Introduction
For this weeks lab, I was tasked with implementing Continuous Integration into my release 0.1 project, using github actions. This has allowed my tests to be ran with every push and pull request to github, ensuring the most recently committed version of the project passes the tests. In this blog, I will be going over how I implemented CI on my project and added a test to another persons project in order to test their CI.
How did you set up your GitHub Actions CI Workflow? What did the YAML for this workflow look like?
To setup github actions, I went to the actions tab and choose to make a new workflow for a node environment. It automatically generated an entire yml file that runs the tests. There was only one issue which was I needed to add an environment variable to the yml file and my github environment. Once I did this, my yml file looked like this:
# This workflow will do a clean installation of node dependencies, cache/restore them, build the source code and run tests across different versions of node
# For more information see: https://docs.github.com/en/actions/automating-builds-and-tests/building-and-testing-nodejs
name: Node.js CI
on:
push:
branches: [ "main" ]
pull_request:
branches: [ "main" ]
jobs:
build:
runs-on: ubuntu-latest
env:
GROQ_API_KEY: ${{ secrets.GROQ_API_KEY }}
strategy:
matrix:
node-version: [18.x, 20.x, 22.x]
# See supported Node.js release schedule at https://nodejs.org/en/about/releases/
steps:
- uses: actions/checkout@v4
- name: Use Node.js ${{ matrix.node-version }}
uses: actions/setup-node@v4
with:
node-version: ${{ matrix.node-version }}
cache: 'npm'
- run: npm ci
- run: npm run build --if-present
- run: npm test
How did your partner's repo and testing setup differ from yours? What was it like writing tests for a project you didn't create?
My partner for this lab used python for their project, so they needed to configure a yml file that ran python dependencies.

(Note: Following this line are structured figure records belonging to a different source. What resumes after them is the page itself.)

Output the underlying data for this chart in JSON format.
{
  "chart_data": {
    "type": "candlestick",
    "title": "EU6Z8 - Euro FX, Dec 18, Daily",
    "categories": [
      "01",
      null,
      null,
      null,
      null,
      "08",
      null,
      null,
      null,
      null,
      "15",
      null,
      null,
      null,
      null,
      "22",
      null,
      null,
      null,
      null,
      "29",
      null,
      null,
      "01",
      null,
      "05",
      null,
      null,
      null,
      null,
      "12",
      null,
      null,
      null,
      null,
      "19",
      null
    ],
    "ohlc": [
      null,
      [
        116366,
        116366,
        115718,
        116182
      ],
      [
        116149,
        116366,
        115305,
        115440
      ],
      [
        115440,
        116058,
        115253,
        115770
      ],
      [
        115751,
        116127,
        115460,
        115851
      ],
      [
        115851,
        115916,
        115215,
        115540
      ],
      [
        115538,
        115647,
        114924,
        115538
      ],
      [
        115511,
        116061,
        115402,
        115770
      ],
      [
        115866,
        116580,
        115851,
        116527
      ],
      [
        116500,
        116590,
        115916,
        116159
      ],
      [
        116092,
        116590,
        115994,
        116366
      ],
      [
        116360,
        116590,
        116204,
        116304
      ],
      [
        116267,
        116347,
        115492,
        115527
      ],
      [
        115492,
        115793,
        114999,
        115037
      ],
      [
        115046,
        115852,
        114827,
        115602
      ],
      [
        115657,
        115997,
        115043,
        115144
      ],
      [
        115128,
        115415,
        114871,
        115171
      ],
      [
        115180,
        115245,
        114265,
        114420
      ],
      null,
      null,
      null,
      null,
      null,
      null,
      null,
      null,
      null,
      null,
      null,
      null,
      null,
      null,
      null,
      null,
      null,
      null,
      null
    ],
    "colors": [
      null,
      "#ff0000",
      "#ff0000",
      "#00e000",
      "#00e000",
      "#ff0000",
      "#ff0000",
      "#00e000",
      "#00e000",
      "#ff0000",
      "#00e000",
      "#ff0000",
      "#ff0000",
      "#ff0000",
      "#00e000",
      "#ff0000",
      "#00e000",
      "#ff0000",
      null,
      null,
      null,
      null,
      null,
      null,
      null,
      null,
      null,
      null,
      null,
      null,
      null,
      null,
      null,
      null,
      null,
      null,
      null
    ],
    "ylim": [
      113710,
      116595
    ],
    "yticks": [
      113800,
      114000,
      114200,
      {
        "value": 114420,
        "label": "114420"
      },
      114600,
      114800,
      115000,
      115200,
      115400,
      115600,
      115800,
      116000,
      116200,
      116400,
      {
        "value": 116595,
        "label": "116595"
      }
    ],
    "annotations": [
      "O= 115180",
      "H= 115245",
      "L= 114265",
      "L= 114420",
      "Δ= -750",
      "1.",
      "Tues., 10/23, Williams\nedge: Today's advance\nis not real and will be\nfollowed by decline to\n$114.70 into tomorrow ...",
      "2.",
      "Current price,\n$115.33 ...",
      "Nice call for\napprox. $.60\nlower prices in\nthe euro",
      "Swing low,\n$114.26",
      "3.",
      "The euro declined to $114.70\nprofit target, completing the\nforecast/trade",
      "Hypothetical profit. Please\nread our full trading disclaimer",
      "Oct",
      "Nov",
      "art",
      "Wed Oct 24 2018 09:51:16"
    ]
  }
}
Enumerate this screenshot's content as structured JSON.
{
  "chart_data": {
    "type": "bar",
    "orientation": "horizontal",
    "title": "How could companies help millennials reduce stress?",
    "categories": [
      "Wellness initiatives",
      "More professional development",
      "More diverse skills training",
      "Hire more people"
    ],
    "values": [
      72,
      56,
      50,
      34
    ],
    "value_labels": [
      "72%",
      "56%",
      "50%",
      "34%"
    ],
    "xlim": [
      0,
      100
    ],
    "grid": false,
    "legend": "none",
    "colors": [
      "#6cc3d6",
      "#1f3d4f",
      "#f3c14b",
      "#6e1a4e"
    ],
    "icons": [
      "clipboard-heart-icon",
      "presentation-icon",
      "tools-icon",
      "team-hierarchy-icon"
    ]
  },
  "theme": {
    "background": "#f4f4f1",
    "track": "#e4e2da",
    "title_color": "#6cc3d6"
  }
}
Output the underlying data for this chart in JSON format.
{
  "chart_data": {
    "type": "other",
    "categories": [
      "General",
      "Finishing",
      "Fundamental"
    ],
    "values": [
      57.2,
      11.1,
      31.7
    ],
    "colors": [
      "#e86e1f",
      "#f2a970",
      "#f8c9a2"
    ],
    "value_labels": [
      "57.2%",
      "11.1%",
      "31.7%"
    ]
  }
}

And the testing framework for python was quite different from node, so it was challenging trying to understand how the tests worked. Instead of making it too complicated for myself, I just added a test case that was similar to one that already existed, except it just checks for a different case. The original test looked like this:
class TestFileInput(unittest.TestCase):
@patch("sys.stdout", new_callable=StringIO)
@patch("sys.stderr", new_callable=StringIO)
@patch("sys.argv", new=["docbot.py"])
def test_no_files_provided(self, mock_stderr, mock_stdout):
# Run the main function with no files provided
with self.assertRaises(SystemExit): # Expecting the program to exit
main()
# Check that the error message about missing files is printed to stderr
error_message = mock_stderr.getvalue().strip()
self.assertEqual(
error_message, "error: the following arguments are required: file"
)
This test would check if the user tried to run the program (docbot.py) without providing a file for it to feed to the LLM, and if the appropriate error would occur. I took this test and used it to create my own:
class TestInvalidFileInput(unittest.TestCase):
@patch("sys.stdout", new_callable=StringIO)
@patch("sys.stderr", new_callable=StringIO)
@patch("sys.argv", new=["docbot.py", "nonexistentfile.py"])
def test_no_files_provided(self, mock_stderr, mock_stdout):
# Run the main function with an invalid file provided
with self.assertRaises(SystemExit): # Expecting the program to exit
main()
# Check that the error message about missing files is printed to stderr
error_message = mock_stderr.getvalue().strip()
self.assertEqual(
error_message, "Error: Source file nonexistentfile.py not found."
)
This test would check if the user tried to provide a file that doesn't exist, and sees if the appropriate error message shows up. As of writing this blog, my partner hasn't merged my changes since he needed to go to bed, but I'm confident it will pass since it passed on my local machine.
What do you think of CI now that you've set it up for yourself?
Honestly, I like how CI is implemented through github actions. Not only does the UI feel user friendly and fresh, but it is a genuinely useful tool for checking that your projects tests pass automatically. I will make sure to take advantage of github actions in the future whenever I need to add tests to a project.